Türkiye’yi Denizlerde Dünyaya Tanıtan Adres: Ark Yat

Muğla Ören’deki tersaneler bölgesinde bulunan Ark Yat, 52 bin metre kareye yayılan tesis bölgedeki önemli tersanelerden biri. Ark Yat’ın CEO’su Ayberk Apaydın henüz 22 yaşında üniversiteden gemi inşa mühendisi olarak mezun olduktan sonra şirketini kurmuş.

Türkiye’nin son 20-25 yılda yat imalatında yakaladığı büyümeye katkı sağlayan şirket, gelecek yıllarda endüstrinin büyümesine ve markalaşmasına da büyük katkılar sağlıyor. Uluslararası arenada adını dünyaya duyuran Ark Yat’ın faaliyetlerini Ayberk Apaydın’dan dinledik.
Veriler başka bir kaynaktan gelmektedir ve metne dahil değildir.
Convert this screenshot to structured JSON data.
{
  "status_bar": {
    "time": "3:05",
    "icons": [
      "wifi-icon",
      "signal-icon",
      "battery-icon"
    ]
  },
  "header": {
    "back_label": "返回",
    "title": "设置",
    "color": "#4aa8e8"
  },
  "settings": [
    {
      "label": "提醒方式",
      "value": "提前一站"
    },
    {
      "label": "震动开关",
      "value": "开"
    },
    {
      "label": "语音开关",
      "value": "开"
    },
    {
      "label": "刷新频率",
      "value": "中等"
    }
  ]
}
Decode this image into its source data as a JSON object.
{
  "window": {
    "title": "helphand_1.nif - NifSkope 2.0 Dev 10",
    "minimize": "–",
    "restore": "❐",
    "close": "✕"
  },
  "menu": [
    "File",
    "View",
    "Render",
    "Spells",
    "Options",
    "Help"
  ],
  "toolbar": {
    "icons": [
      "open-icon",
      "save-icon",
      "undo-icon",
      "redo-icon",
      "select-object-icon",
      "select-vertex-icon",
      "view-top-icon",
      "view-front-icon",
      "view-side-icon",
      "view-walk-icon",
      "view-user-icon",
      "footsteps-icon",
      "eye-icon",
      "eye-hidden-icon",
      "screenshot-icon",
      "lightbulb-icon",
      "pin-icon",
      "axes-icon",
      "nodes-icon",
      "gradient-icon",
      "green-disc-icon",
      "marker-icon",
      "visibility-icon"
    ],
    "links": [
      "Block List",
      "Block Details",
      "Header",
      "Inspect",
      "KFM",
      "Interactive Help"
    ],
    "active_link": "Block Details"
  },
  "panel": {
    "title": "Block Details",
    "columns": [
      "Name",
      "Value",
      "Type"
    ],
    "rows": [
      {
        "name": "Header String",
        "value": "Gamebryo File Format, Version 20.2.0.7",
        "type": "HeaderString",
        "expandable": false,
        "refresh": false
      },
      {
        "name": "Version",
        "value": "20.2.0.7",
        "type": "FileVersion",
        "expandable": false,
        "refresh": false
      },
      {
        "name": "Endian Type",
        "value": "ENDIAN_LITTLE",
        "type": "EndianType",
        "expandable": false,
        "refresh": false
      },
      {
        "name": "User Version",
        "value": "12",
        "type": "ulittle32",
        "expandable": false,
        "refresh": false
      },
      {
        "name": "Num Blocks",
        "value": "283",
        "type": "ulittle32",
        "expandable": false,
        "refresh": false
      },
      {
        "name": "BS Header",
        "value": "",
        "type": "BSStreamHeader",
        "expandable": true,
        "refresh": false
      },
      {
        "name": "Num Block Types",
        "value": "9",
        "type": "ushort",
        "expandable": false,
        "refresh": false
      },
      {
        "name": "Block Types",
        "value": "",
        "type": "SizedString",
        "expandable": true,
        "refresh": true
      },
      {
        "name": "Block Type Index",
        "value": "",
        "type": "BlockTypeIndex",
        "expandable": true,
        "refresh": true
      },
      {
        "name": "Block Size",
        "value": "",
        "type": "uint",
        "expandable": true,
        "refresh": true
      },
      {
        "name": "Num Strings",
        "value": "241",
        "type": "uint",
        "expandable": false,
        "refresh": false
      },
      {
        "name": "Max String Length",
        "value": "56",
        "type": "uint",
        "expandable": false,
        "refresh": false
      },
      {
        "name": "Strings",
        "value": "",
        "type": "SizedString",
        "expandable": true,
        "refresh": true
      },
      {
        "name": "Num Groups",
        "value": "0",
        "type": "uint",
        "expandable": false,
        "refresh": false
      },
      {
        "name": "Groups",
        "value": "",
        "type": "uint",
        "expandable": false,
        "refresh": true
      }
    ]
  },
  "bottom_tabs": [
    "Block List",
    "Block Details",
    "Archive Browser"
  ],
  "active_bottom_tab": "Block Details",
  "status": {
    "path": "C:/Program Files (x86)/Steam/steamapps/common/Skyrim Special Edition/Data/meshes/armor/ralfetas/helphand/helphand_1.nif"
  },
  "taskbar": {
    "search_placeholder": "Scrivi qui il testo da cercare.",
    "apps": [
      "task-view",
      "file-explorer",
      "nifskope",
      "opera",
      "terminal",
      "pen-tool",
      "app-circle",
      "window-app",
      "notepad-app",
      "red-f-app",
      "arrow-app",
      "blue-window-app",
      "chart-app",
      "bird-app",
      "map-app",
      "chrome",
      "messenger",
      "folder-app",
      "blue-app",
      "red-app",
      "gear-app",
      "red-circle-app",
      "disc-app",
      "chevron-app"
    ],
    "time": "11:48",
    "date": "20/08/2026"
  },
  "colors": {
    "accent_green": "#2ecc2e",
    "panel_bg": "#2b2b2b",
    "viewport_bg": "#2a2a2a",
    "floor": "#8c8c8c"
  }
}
Ayberk Bey, çok genç bir yaşta, 22 yaşında Ark Yat’ı kurmuşsunuz. Bu kadar erken bir yaşta hayat verdiğiniz şirketiniz için bugün hayallerinize ulaştığınızı söyleyebilir misiniz?

Hayallerim doğrultusunda hayat verdiğim Ark Yat’ın kurulumundan sonra endüstride fark yaratmak için işin her detayını öğrenmem gerektiğine inanıyordum. Bu nedenle tekneyle ilgili proje çiziminden tamiratına kadar her alanda ve kalemde hem müşterilere hem bu alanda çalışan şirketlere hizmet vermeye başladım. Üreticilerin bir nevi tedarikçisi ve iş ortağı gibi çalıştım. Bu şekilde hem sektörü tanıdım hem de her türlü detaya hâkim oldum ve evet bugün Ark Yat ile geldiğimiz noktada hayallerimin birçoğuna ulaştım. Fakat hayallerim sona ermedi, aynı sektörde farklı yapılarla uluslararası alanda daha fazla görünmek hatta sektörün uluslararası standartlarının belirlenmesinde söz sahibi olmak da en büyük hayallerimden bir tanesiydi. Bu amaçla iki yıl önce Aydın Doğan, Mehmet Erol Çamur ve Barış Coşkun tarafından kurulan Bodrum Denizcilik ile TÜV Austria ortaklığında TÜV Austria Marine şirketimizi hayata geçirdik.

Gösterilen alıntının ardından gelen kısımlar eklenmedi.